Fauci told Today about his early career experience working as senior investigator for the National Institutes of Health, as the HIV/AIDS crisis hit in 1981. He became one of the country's lead HIV/AIDS researchers as the deadly epidemic took the lives of 700,000 people in the US.
"It was a particularly transforming time," he told Today. "I can remember very distinctly sitting in my office outside my lab in the clinical center hospital where I saw the first (report) describing the first five patients from Los Angeles with this curious new disease, with nobody knowing what was going on."
He spent much of his career trying to find solutions to the HIV/AIDS crisis, which motivated him to become director of the NIAID.
"I never really had any aspirations to be the director of the institute, but it was clear to me that we were not paying as much attention to infectious diseases in general, but specifically to HIV," he told Today.

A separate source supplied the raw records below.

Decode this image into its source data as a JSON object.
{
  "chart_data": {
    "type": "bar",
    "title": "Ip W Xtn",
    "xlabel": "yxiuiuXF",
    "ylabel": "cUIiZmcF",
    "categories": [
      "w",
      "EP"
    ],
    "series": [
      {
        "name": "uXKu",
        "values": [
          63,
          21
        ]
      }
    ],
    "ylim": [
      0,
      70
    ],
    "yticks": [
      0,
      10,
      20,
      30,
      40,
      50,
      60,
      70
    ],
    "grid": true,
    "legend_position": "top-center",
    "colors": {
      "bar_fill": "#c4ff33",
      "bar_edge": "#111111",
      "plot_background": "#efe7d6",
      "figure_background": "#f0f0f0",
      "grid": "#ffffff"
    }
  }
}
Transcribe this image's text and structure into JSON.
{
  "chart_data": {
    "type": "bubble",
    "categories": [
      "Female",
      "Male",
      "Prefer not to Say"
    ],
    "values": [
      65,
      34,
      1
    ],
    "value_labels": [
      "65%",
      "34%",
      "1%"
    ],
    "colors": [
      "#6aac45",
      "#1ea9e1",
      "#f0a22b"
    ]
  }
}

HIV/AIDS research and treatment has grown rapidly since the 1980s
HIV/AIDS treatments have vastly improved since Fauci first learned of the virus in the 1980s.
In 2017, the Centers for Disease Control and Prevention stated people living with HIV, who have taken anti-viral medication regularly for at least six months, have undetectable viral loads, meaning they cannot pass it on to other people.

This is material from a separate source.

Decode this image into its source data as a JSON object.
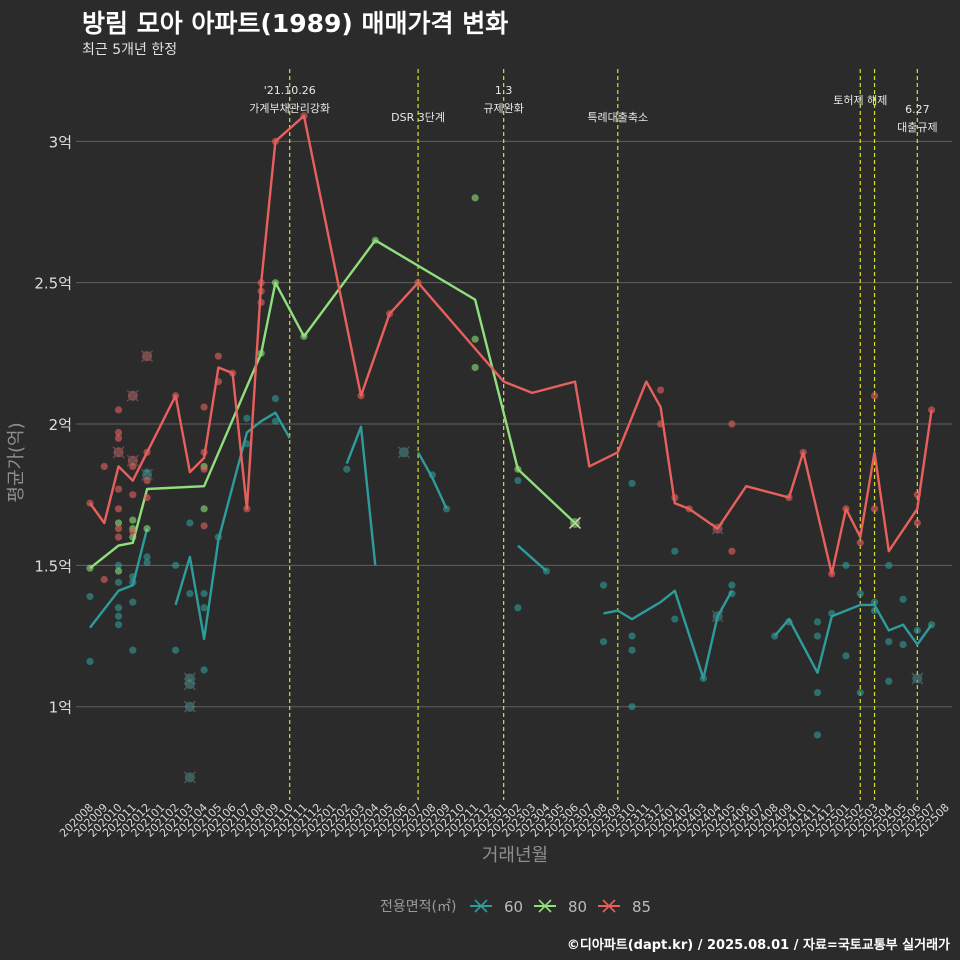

People looking to protect themselves from HIV also now have the option of taking pre-exposure prophylaxis (PrEP), a medication that greatly reduces the chance of someone contracting the virus through sex or sharing needles. According to the CDC, taking PrEP can reduce someone's chance of contracting HIV through sex by 99%.
Scientists have yet to develop a vaccine for HIV, but Fauci is hopeful. While HIV attacks the body differently than COVID-19, the process of developing vaccines for COVID-19 has taught specialists ways to reimagine vaccine development.
"Hopefully some of the things we've learned from the COVID-19 vaccines will ultimately help us to develop a successful and highly effective HIV vaccine," Fauci said. "So we're still hoping that that's going to come to pass."